Friday, January 30, 2009

Stop the insanity

I'm a little late on this (damn ISP), but rumor has it that the Mountain West commissioner and school presidents are attempting to schedule a meeting with BCS commissioner John Swofford in hopes of landing the seventh autobid into the BCS.

It's widely agreed that this won't happen, at least not for a few years (until the current BCS television contract expires in 2011), but there seems to be a groundswell of support for the conference based on its impressive showing this year -- Utah finishing No. 2, TCU No. 7 and BYU No. 25.

The common argument is this: the Mountain West is just as good as the Big East, particularly with the Big East struggling to field a top-tier team this season, so the Mountain West should be granted the same benefits.

Response: The Mountain West was better at the top this season, obviously. Cincinnati was far from an elite team, and West Virginia was a disappointment under Bill Stewart (owner of the awesome-est sad face ever).

But dig a little deeper and you'll see precisely why the Mountain West doesn't deserve an automatic bid.

First of all, let me explain: The whole point of an autobid is to declare that a conference is strong enough that the winner has, by definition, demonstrated itself worthy of entrance into the BCS.
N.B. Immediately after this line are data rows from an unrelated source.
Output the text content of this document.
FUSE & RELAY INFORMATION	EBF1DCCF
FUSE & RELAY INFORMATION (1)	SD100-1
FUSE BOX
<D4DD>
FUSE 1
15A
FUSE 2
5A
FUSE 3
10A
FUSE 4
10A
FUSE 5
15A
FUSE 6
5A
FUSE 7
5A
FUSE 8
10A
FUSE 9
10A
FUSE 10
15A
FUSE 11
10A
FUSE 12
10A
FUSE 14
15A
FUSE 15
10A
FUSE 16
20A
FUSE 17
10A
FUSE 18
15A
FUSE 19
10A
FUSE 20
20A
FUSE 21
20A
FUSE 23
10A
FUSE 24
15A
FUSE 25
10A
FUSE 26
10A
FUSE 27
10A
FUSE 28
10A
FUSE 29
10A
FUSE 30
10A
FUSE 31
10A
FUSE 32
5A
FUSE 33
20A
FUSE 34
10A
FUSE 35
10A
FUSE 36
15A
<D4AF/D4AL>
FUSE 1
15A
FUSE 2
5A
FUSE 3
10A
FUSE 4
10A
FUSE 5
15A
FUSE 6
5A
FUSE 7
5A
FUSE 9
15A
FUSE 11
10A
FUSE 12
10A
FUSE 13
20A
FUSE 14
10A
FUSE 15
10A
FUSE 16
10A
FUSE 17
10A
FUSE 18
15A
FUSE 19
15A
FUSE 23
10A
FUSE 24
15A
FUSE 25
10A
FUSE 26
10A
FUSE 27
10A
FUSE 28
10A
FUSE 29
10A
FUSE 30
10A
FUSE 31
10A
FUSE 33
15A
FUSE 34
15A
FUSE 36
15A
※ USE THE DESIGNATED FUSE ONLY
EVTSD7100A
Does the Mountain West meet that criteria? No, not by a long shot. Past the top three of Utah, TCU and BYU, the conference was not good. Yeah, Air Force had a nice season at 8-5, and Colorado State got to 7-6 with a win over a solid Fresno State team in the New Mexico Bowl. But when that's your middle tier, your conference just isn't that strong.

The Big East wasn't exactly loaded with great teams, of course, but all except the bottom two (Louisville and Syracuse) finished 8-5 or better. To be honest, I'm not sure the Big East deserves an autobid either -- with only eight teams, and none a consistent winner, I'd have no problem with theirs getting yanked -- but I can't buy the argument that the Mountain West is more deserving.

And let's not forget that the Mountain West is basing its case almost entirely on one season. Prior to Utah finishing No. 2 this year, the conference hadn't landed a team in the final AP top 10 since ... 2004, when Utah (led by Urban Meyer) went undefeated and beat Pittsburgh in the Fiesta Bowl.

So the Mountain West has landed its best team in the final top 10 only twice in the last five years, and that team was Utah on both occasions (although TCU joined the party this season). In no other season would the conference's winner have been eligible for even an at-large bid, so why in the world would it deserve an automatic bid?

Let's summarize: The conference rarely produces an elite team and has little depth, with a service academy (Air Force) battling Colorado State and New Mexico for the top spot in the middle tier. Does this jump out to anyone as a group worthy of a guaranteed spot among college football's elite?

The Mountain West just doesn't stack up to any current BCS conference, and attempting to argue its worthiness based on one season or by pointing out the Big East's flaws is ignoring the bigger picture: The Mountain West is a relatively weak conference that simply isn't deserving of an autobid.